Description
This Chicken & Corn Chowder is a creamy, comforting soup packed with tender rotisserie chicken, sweet corn, and a blend of savory spices. Perfect for a cozy meal, it combines easy-to-find ingredients with simple stovetop cooking to deliver a rich, flavorful chowder that serves eight.
Ingredients
Scale
Chicken
- 1 rotisserie chicken
Spices and Seasonings
- 2 Tbsp onion flakes
- 1 tsp garlic powder
- ½ tsp cumin
- Salt & pepper, to taste
- 1 Tbsp chicken base or bouillon
Liquids
- 1½ cups water
- 3 cups half-and-half
Vegetables
- 1 (15-oz) can creamed corn
- ½ cup frozen corn kernels
- 1 (4-oz) can green chiles
Cheese
- 2 cups shredded pepper jack cheese
Instructions
- Prepare the Chicken: Remove the skin from the rotisserie chicken and discard it. Then carefully remove all the meat from the bones and chop it into bite-sized pieces. Discard the bones afterwards.

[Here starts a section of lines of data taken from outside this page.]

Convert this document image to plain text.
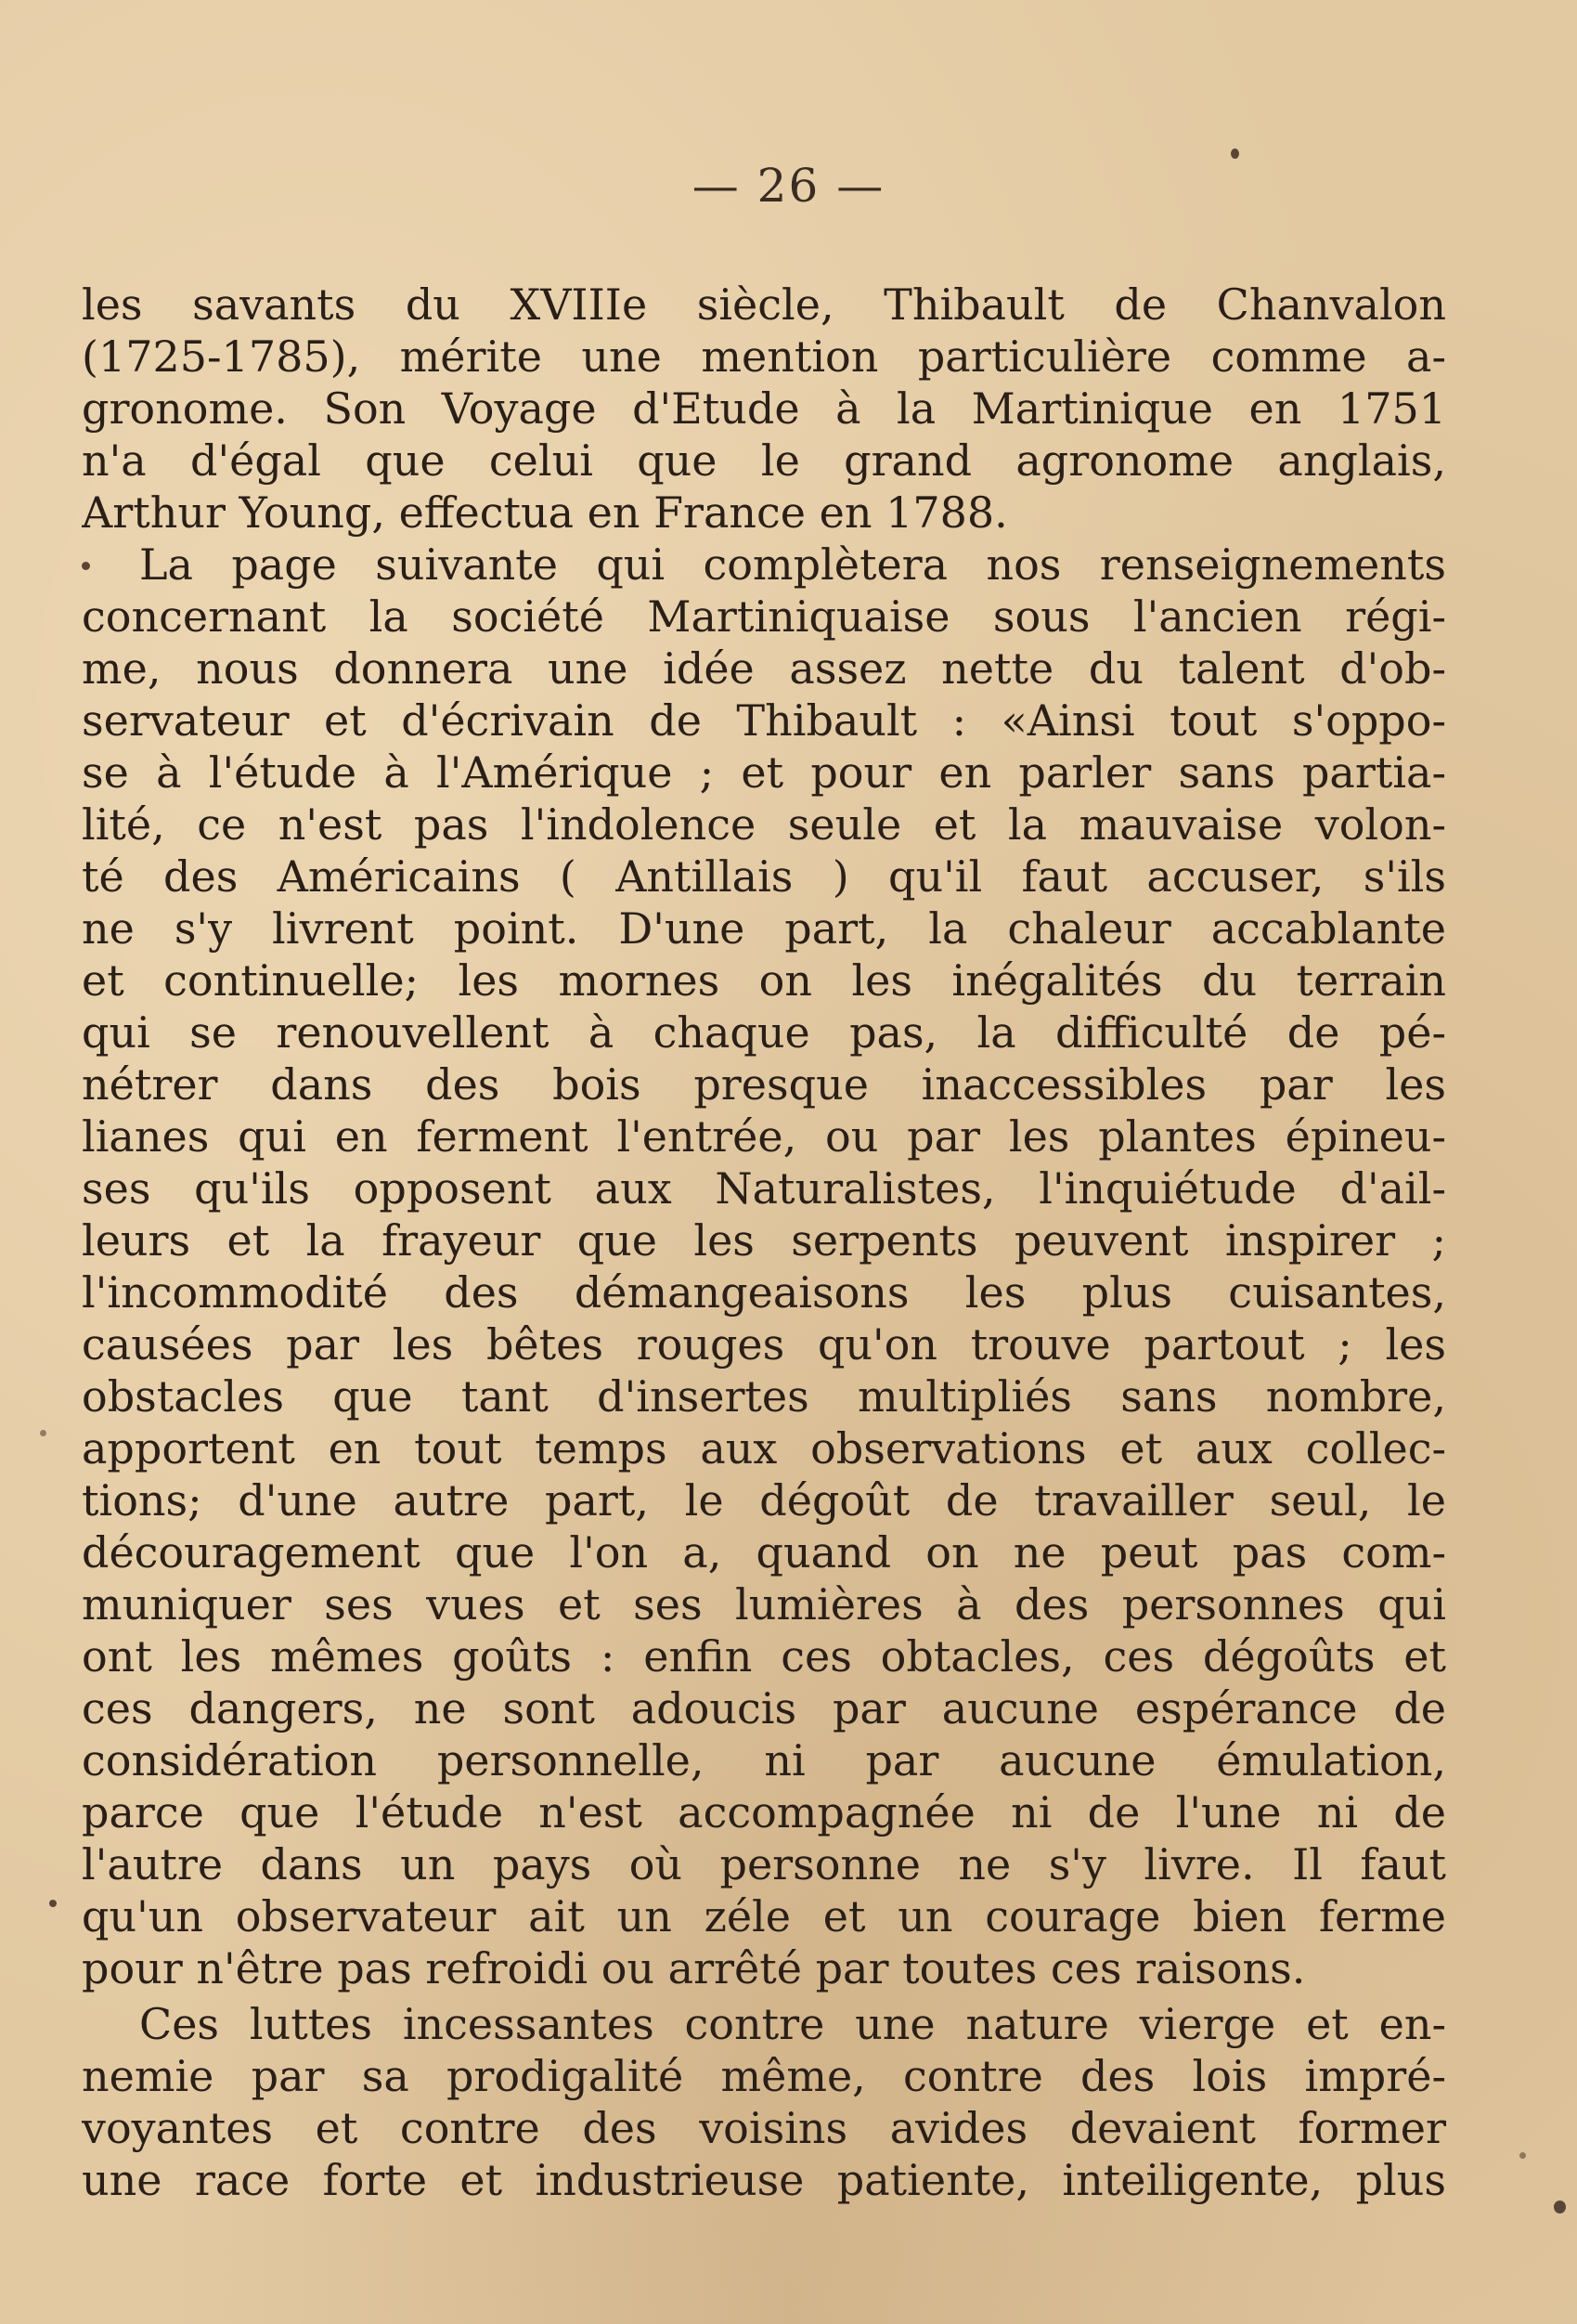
— 26 —
les savants du XVIIIe siècle, Thibault de Chanvalon
(1725-1785), mérite une mention particulière comme a-
gronome. Son Voyage d'Etude à la Martinique en 1751
n'a d'égal que celui que le grand agronome anglais,
Arthur Young, effectua en France en 1788.
La page suivante qui complètera nos renseignements
concernant la société Martiniquaise sous l'ancien régi-
me, nous donnera une idée assez nette du talent d'ob-
servateur et d'écrivain de Thibault : «Ainsi tout s'oppo-
se à l'étude à l'Amérique ; et pour en parler sans partia-
lité, ce n'est pas l'indolence seule et la mauvaise volon-
té des Américains ( Antillais ) qu'il faut accuser, s'ils
ne s'y livrent point. D'une part, la chaleur accablante
et continuelle; les mornes on les inégalités du terrain
qui se renouvellent à chaque pas, la difficulté de pé-
nétrer dans des bois presque inaccessibles par les
lianes qui en ferment l'entrée, ou par les plantes épineu-
ses qu'ils opposent aux Naturalistes, l'inquiétude d'ail-
leurs et la frayeur que les serpents peuvent inspirer ;
l'incommodité des démangeaisons les plus cuisantes,
causées par les bêtes rouges qu'on trouve partout ; les
obstacles que tant d'insertes multipliés sans nombre,
apportent en tout temps aux observations et aux collec-
tions; d'une autre part, le dégoût de travailler seul, le
découragement que l'on a, quand on ne peut pas com-
muniquer ses vues et ses lumières à des personnes qui
ont les mêmes goûts : enfin ces obtacles, ces dégoûts et
ces dangers, ne sont adoucis par aucune espérance de
considération personnelle, ni par aucune émulation,
parce que l'étude n'est accompagnée ni de l'une ni de
l'autre dans un pays où personne ne s'y livre. Il faut
qu'un observateur ait un zéle et un courage bien ferme
pour n'être pas refroidi ou arrêté par toutes ces raisons.
Ces luttes incessantes contre une nature vierge et en-
nemie par sa prodigalité même, contre des lois impré-
voyantes et contre des voisins avides devaient former
une race forte et industrieuse patiente, inteiligente, plus
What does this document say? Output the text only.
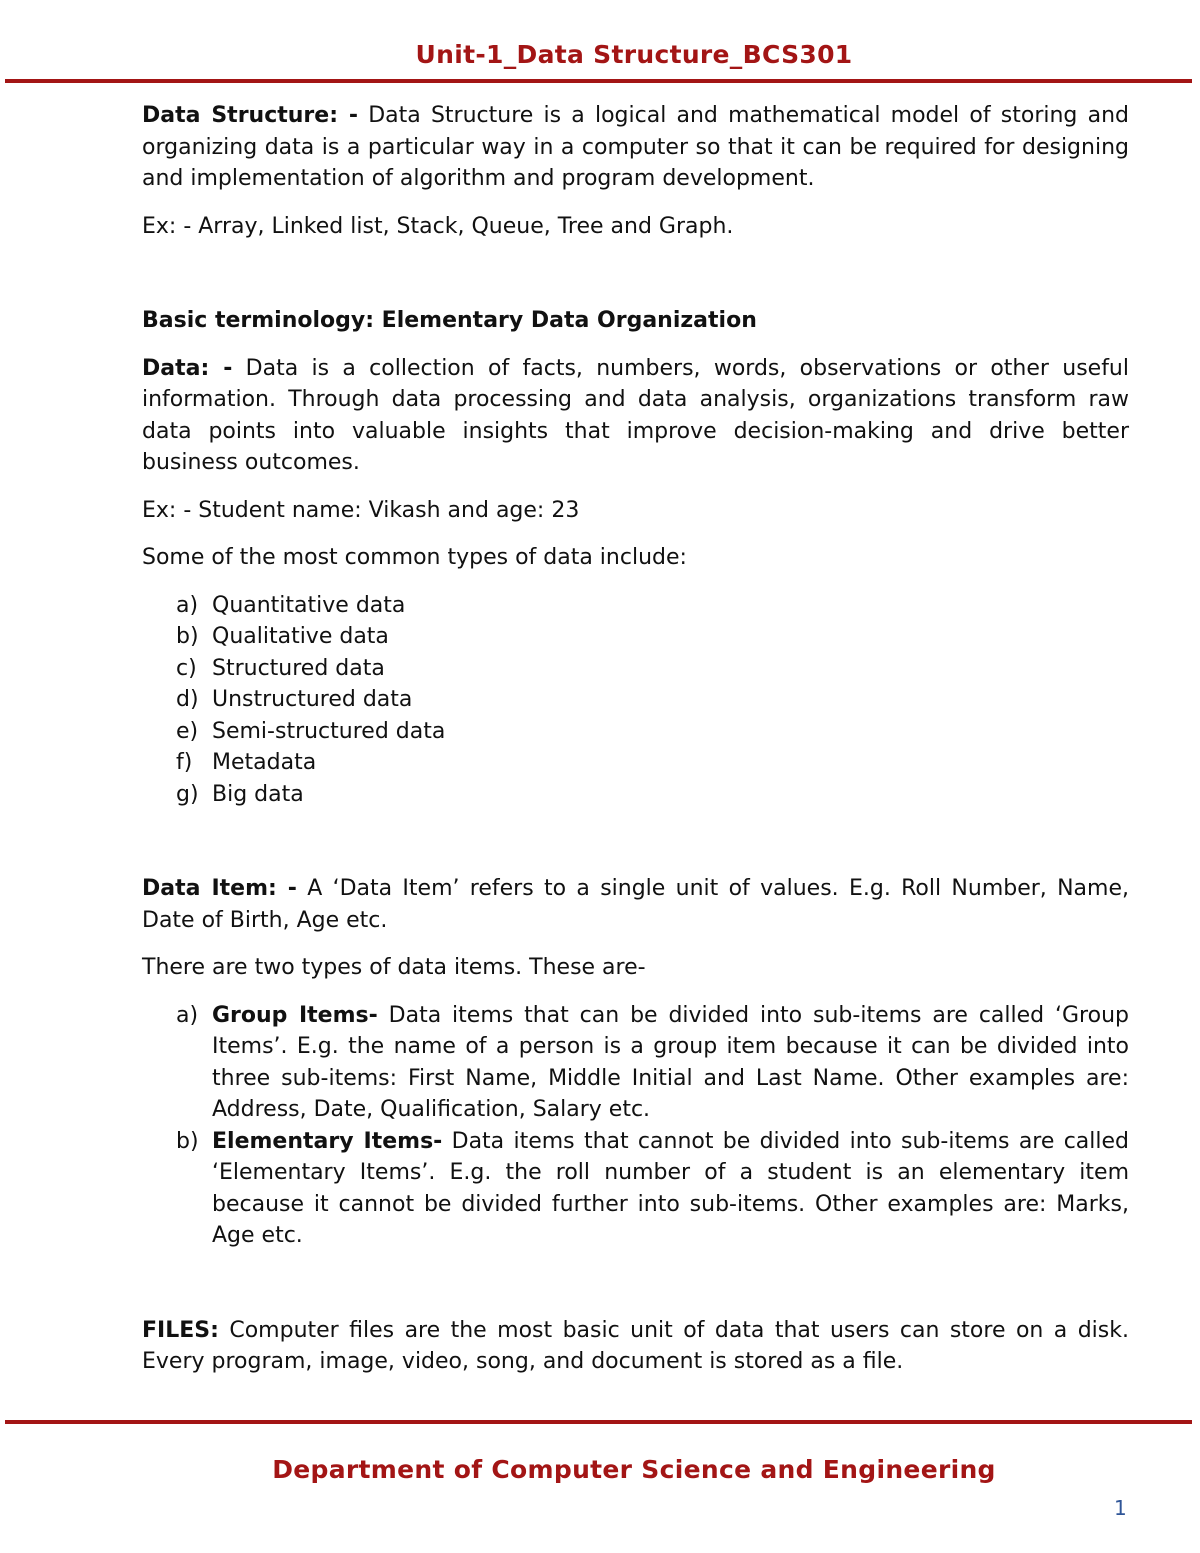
Unit-1_Data Structure_BCS301

Data Structure: - Data Structure is a logical and mathematical model of storing and organizing data is a particular way in a computer so that it can be required for designing and implementation of algorithm and program development.

Ex: - Array, Linked list, Stack, Queue, Tree and Graph.

Basic terminology: Elementary Data Organization

Data: - Data is a collection of facts, numbers, words, observations or other useful information. Through data processing and data analysis, organizations transform raw data points into valuable insights that improve decision-making and drive better business outcomes.

Ex: - Student name: Vikash and age: 23

Some of the most common types of data include:

a) Quantitative data
b) Qualitative data
c) Structured data
d) Unstructured data
e) Semi-structured data
f) Metadata
g) Big data

Data Item: - A ‘Data Item’ refers to a single unit of values. E.g. Roll Number, Name, Date of Birth, Age etc.

There are two types of data items. These are-

a) Group Items- Data items that can be divided into sub-items are called ‘Group Items’. E.g. the name of a person is a group item because it can be divided into three sub-items: First Name, Middle Initial and Last Name. Other examples are: Address, Date, Qualification, Salary etc.
b) Elementary Items- Data items that cannot be divided into sub-items are called ‘Elementary Items’. E.g. the roll number of a student is an elementary item because it cannot be divided further into sub-items. Other examples are: Marks, Age etc.

FILES: Computer files are the most basic unit of data that users can store on a disk. Every program, image, video, song, and document is stored as a file.

Department of Computer Science and Engineering
1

- Combine Ingredients: Place the chopped chicken into a large Dutch oven. Add onion flakes, garlic powder, cumin, salt, pepper, chicken base, water, half-and-half, creamed corn, frozen corn kernels, and green chiles. Stir thoroughly to combine all ingredients.
- Cook the Chowder: Place the Dutch oven over medium-high heat and bring the mixture to a boil. Once boiling, reduce the heat to low and let it simmer gently for 20 minutes to allow flavors to meld and the chowder to thicken slightly.
- Add Cheese and Serve: After simmering, stir in the shredded pepper jack cheese until it melts completely, giving the chowder a creamy, spicy finish. Serve warm.
Notes
- Using a rotisserie chicken simplifies preparation and adds rich flavor.
- Adjust the spice levels by adding more or less cumin and green chiles according to taste.
- For a thicker chowder, reduce some of the half-and-half or simmer longer.
- This chowder freezes well; store leftovers in airtight containers.
- To make it dairy-free, substitute half-and-half with coconut milk and omit cheese.